Start from Easley et al. [1], we carry out the study about information transactions probability of CSI 300 stock index futures. The main body of this paper is divided into two parts: the first part, using Easley et al. [1] research, we estimate the probability of informed trading of CSI 300 index futures contracts from August 3, 2010, to November 19, 2010, including the main contract, the next month contract, the next quarter, and seasons contracts; secondly, we reveal the probability of informed trading for particular scenarios.

Based on EKOP model which is developed by Easley et al. [2], a new method named VPIN which is launched by Easley et al. [1] and applicable for high-frequency market is studied in the first part of our research. And then we use the model to calculate the stock index futures market in China. It has been found out that the probability of informed trading in stock index futures market shows an increasing trend with the approaching of expiry date. Also, future contracts generally have a larger number of information transactions, so the probability of informed trading for main contracts is more stable than others.
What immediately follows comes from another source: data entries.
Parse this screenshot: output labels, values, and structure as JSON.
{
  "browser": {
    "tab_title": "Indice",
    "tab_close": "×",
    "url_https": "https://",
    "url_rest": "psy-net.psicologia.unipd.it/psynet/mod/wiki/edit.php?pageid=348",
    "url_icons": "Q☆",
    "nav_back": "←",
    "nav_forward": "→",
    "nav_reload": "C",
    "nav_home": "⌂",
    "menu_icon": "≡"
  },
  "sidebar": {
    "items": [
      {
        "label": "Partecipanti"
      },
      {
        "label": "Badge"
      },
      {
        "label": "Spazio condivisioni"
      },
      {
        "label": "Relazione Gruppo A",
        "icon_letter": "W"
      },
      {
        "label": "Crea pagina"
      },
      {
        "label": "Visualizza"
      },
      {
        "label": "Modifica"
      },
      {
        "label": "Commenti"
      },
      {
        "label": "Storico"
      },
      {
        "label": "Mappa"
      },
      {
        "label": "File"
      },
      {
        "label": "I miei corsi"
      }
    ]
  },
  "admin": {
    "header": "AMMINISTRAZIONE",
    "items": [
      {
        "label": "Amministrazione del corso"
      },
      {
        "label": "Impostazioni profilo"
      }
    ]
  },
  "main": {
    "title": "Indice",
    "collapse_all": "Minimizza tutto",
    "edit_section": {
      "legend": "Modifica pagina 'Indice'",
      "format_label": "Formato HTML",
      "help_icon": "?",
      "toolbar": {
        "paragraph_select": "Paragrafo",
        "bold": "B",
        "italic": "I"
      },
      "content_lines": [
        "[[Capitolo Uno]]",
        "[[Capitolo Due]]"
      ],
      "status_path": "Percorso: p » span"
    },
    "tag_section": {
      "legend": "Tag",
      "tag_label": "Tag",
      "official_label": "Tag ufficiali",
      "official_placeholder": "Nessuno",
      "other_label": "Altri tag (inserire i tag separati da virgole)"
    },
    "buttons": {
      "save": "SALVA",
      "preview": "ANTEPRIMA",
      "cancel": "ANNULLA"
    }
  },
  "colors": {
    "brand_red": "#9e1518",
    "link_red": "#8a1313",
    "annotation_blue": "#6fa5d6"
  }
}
As for the second part, empirical research is firstly conducted to examine the tendencies of probability for informed trading on the expiration day. Information traders generally choose to trade the next-month contract on the expiration day. We have also found out that the probability of informed trading of stock index futures was generally large and the market is so unstable when the stock index future was initially listed.

Conflict of Interests

The authors declare that there is no conflict of interests regarding the publication of this paper.

Acknowledgments

This work is supported by NSFC (Projects 71320107003, 71131007, and 71271145), China Program for New Century Excellent Talents in University (NCET-07-0605), and Program for Changjiang Scholars and Innovative Research Team in University (IRT1028).